Alibaba’s upcoming IPO gives an added boost to the country’s tech ETFs.
China, the second-largest economy in the world, is seemingly picking up steam again after a lackluster first half. ETFs—specifically technology funds—that currently bet on the region, are enjoying an uptick, both in flows and performance.
The Chinese government’s long-term plans to diverge away from a dependence on exports to increasing domestic demand and Ben Bernanke’s decision on Sept. 18 to not taper has helped boost the region’s recent economic recovery.
Sectorwise, the run-up in valuations for tech companies such as Baidu and Tencent are being fueled by e-commerce giant Alibaba’s much-anticipated initial public offering, translating into hefty returns for Chinese tech-focused ETFs.
The $34.2 million Guggenheim China Technology ETF (CQQQ | D-31) is up 50.76 percent year-to-date, and 33.47 percent for the past three months, according to data compiled by IndexUniverse. The fund picked up $9.45 million in inflows during September,
Also, the $8.1 million Global X Nasdaq China Technology ETF (QQQC | F-24) is up 45.21 percent year-to-date, and 31.36 percent for the past three months. The fund has also picked up $4.02 million of assets in the month of September, or about half of its total AUM.
Chart courtesy of StockCharts.com
Both funds make Baidu and Tencent their top-two holdings. The funds also hold Chinese computer maker Lenovo Group Limited.
“The technology space within China has been phenomenal this year as far as its performance is concerned,” said William Belden, head of Guggenheim’s ETF business. “So we’ve clearly seen that that particular sector has started to generate a lot of traction for people who were looking for a more tactical play.”
In a blog, IndexUniverse analyst Dennis Hudachek attributed investors’ current near-manic interest in the space to consolidation. Larger players such as Baidu, Tencent and Alibaba are snatching up smaller companies to vie for the market’s massive growth potential. Hundreds of millions of Chinese citizens are still not connected to the Internet.

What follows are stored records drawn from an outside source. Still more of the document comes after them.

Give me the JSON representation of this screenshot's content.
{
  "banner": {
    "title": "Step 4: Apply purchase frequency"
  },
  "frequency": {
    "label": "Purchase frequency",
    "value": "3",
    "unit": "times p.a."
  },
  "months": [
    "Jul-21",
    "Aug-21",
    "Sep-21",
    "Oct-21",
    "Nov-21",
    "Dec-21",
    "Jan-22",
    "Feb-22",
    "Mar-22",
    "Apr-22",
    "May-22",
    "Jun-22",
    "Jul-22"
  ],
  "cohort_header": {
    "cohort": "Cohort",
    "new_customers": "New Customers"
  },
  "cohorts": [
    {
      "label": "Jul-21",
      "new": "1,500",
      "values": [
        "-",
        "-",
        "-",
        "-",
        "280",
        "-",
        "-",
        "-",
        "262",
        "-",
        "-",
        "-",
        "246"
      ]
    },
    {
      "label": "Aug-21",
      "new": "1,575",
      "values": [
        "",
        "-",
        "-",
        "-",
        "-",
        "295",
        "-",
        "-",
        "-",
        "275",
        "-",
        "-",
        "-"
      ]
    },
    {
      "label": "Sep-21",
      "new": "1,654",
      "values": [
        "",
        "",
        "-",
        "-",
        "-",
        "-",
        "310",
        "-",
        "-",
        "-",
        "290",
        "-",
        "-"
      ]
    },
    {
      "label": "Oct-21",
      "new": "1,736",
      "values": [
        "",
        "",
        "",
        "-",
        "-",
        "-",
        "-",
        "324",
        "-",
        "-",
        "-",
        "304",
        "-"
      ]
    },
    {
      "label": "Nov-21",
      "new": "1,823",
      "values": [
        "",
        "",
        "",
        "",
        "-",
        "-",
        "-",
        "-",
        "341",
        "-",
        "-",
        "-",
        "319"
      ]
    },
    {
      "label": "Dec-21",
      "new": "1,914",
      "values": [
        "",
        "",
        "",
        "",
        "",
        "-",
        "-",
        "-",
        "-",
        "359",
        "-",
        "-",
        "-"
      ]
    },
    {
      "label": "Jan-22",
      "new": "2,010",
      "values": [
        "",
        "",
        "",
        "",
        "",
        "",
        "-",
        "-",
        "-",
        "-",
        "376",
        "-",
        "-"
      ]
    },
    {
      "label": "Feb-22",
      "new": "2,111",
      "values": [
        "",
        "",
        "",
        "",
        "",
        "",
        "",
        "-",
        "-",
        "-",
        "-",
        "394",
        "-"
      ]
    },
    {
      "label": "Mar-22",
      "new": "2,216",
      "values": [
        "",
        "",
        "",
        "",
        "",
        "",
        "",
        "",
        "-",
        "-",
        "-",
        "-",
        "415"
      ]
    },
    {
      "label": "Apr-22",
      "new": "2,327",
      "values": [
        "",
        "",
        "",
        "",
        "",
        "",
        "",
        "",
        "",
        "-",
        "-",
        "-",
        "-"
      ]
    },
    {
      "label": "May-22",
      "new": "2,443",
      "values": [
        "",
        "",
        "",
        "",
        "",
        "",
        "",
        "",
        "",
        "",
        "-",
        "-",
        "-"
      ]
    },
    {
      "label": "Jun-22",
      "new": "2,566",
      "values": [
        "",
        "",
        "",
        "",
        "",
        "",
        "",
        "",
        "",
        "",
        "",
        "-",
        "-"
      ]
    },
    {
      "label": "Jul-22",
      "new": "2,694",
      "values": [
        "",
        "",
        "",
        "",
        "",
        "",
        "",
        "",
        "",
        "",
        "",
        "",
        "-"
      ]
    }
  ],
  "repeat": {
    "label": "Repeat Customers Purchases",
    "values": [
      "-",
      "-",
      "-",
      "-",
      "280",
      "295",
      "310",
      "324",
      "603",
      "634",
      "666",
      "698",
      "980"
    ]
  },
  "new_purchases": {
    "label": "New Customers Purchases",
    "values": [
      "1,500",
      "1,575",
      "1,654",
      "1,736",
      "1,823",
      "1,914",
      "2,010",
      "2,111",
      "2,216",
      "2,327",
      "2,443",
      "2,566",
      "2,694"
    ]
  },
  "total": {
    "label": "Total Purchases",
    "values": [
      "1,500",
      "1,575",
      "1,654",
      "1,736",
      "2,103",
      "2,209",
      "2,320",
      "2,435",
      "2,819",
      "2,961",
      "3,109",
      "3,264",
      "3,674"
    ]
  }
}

But the real elephant in the room is Alibaba’s upcoming IPO, according to Hudachek. “There’s currently a tremendous amount of hype around expectation for this gargantuan public-market debut. Furthermore, add the hype and expectations from the upcoming Twitter IPO, and you have somewhat of a mania now in the China Internet space,” he wrote.
“To what types of valuations will investors drive up these Internet companies leading up to the Alibaba IPO, and how much of this euphoria will die down after the Alibaba IPO?” he asks.